KT67 wrote:
Basically if I was a 6 foot guy with muscles, I would feel safe walking/strutting through town after dark.
That might be a false sense of confidence though? I'd be interested in cis autistic guys' experiences with this. Because I think the criminal element are looking for someone to attack, whether that's sexually like with women or that's picking fights with guys who stand out somehow, as autistic people are prone to do.
Either way we need to make it so the town centre is safe for every adult at night. Someone's sex/gender/presentation/not being NT/disability/ethnicity/age etc shouldn't make them feel as if town doesn't 'belong to them' and they're unsafe - it's the public sphere!
It's weird, when I was younger I dealt with a lot of physical bullying over issues like how I dress. I'm 6' tall and weighed about 160bs then so I wasn't exactly small.

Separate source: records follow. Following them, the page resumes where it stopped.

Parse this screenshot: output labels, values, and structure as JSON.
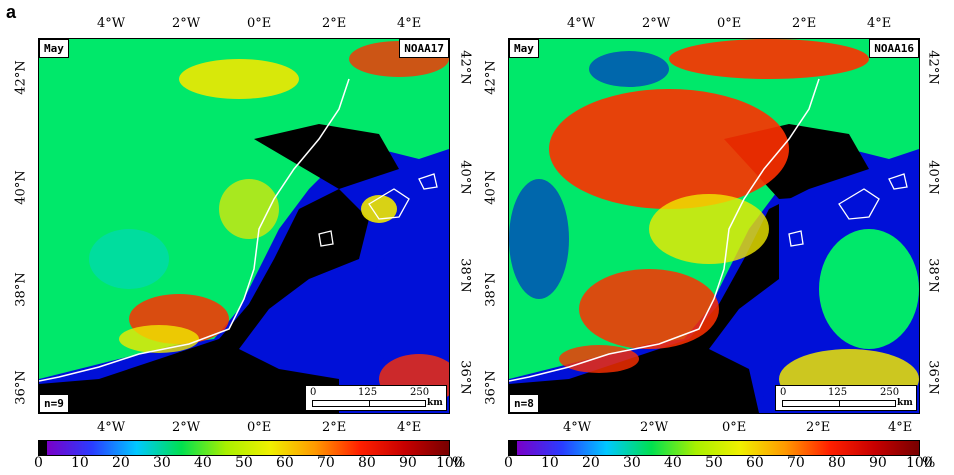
{
  "panel_letter": "a",
  "maps": [
    {
      "month": "May",
      "satellite": "NOAA17",
      "n_label": "n=9",
      "top_lon_ticks": [
        "4°W",
        "2°W",
        "0°E",
        "2°E",
        "4°E"
      ],
      "bottom_lon_ticks": [
        "4°W",
        "2°W",
        "0°E",
        "2°E",
        "4°E"
      ],
      "left_lat_ticks": [
        "42°N",
        "40°N",
        "38°N",
        "36°N"
      ],
      "right_lat_ticks": [
        "42°N",
        "40°N",
        "38°N",
        "36°N"
      ]
    },
    {
      "month": "May",
      "satellite": "NOAA16",
      "n_label": "n=8",
      "top_lon_ticks": [
        "4°W",
        "2°W",
        "0°E",
        "2°E",
        "4°E"
      ],
      "bottom_lon_ticks": [
        "4°W",
        "2°W",
        "0°E",
        "2°E",
        "4°E"
      ],
      "left_lat_ticks": [
        "42°N",
        "40°N",
        "38°N",
        "36°N"
      ],
      "right_lat_ticks": [
        "42°N",
        "40°N",
        "38°N",
        "36°N"
      ]
    }
  ],
  "scale_bar": {
    "labels": [
      "0",
      "125",
      "250"
    ],
    "unit": "km"
  },
  "colorbar": {
    "labels": [
      "0",
      "10",
      "20",
      "30",
      "40",
      "50",
      "60",
      "70",
      "80",
      "90",
      "100"
    ],
    "unit": "%",
    "colors": [
      "#000000",
      "#7a00c8",
      "#2a3cff",
      "#00c8ff",
      "#00e050",
      "#a8f000",
      "#f0f000",
      "#ff9a00",
      "#ff2000",
      "#c80000",
      "#780000"
    ]
  },
  "colors": {
    "sea_dark": "#000000",
    "sea_blue": "#0010d8",
    "low": "#00e86a",
    "mid": "#f0e800",
    "high": "#ff3000",
    "coast": "#ffffff"
  }
}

If I went out in a 'normal' mindset there was a good chance I would end up dealing with some sort of confrontation but if I was 'cycling' and wound-up/manic and looking for a confrontation suddenly those same people would duck me. I believe my body language changed enough to broadcast that I wasn't just out for a walk.
Angry young men who feel powerless might engage in crimes (violence or harassment) but they'll seek out different targets than the people who are mostly out to steal stuff with violence just being a means to an end. The former are the main issue where I live and might not be discouraged just because you're a bigger guy. Jeez, some of them might not even care about winning, they just want to fight.
The latter needs to weigh the risk of every confrontation because they know they'll have to have several of them that night to make the time and risk worthwhile, that means they're unlikely to initiate any confrontation they don't think they'll win so being bigger almost certainly makes one less likely to be targeted.
Being bigger is a deterrent but so is how you carry yourself. If you march through public spaces like you've got a goal in mind and nothing will interfere with that goal it's amazing how the people around you respond. Presenting as though you're comfortable with confrontation seems to make a lot of people decide they don't want to start one in case you're more able to finish it.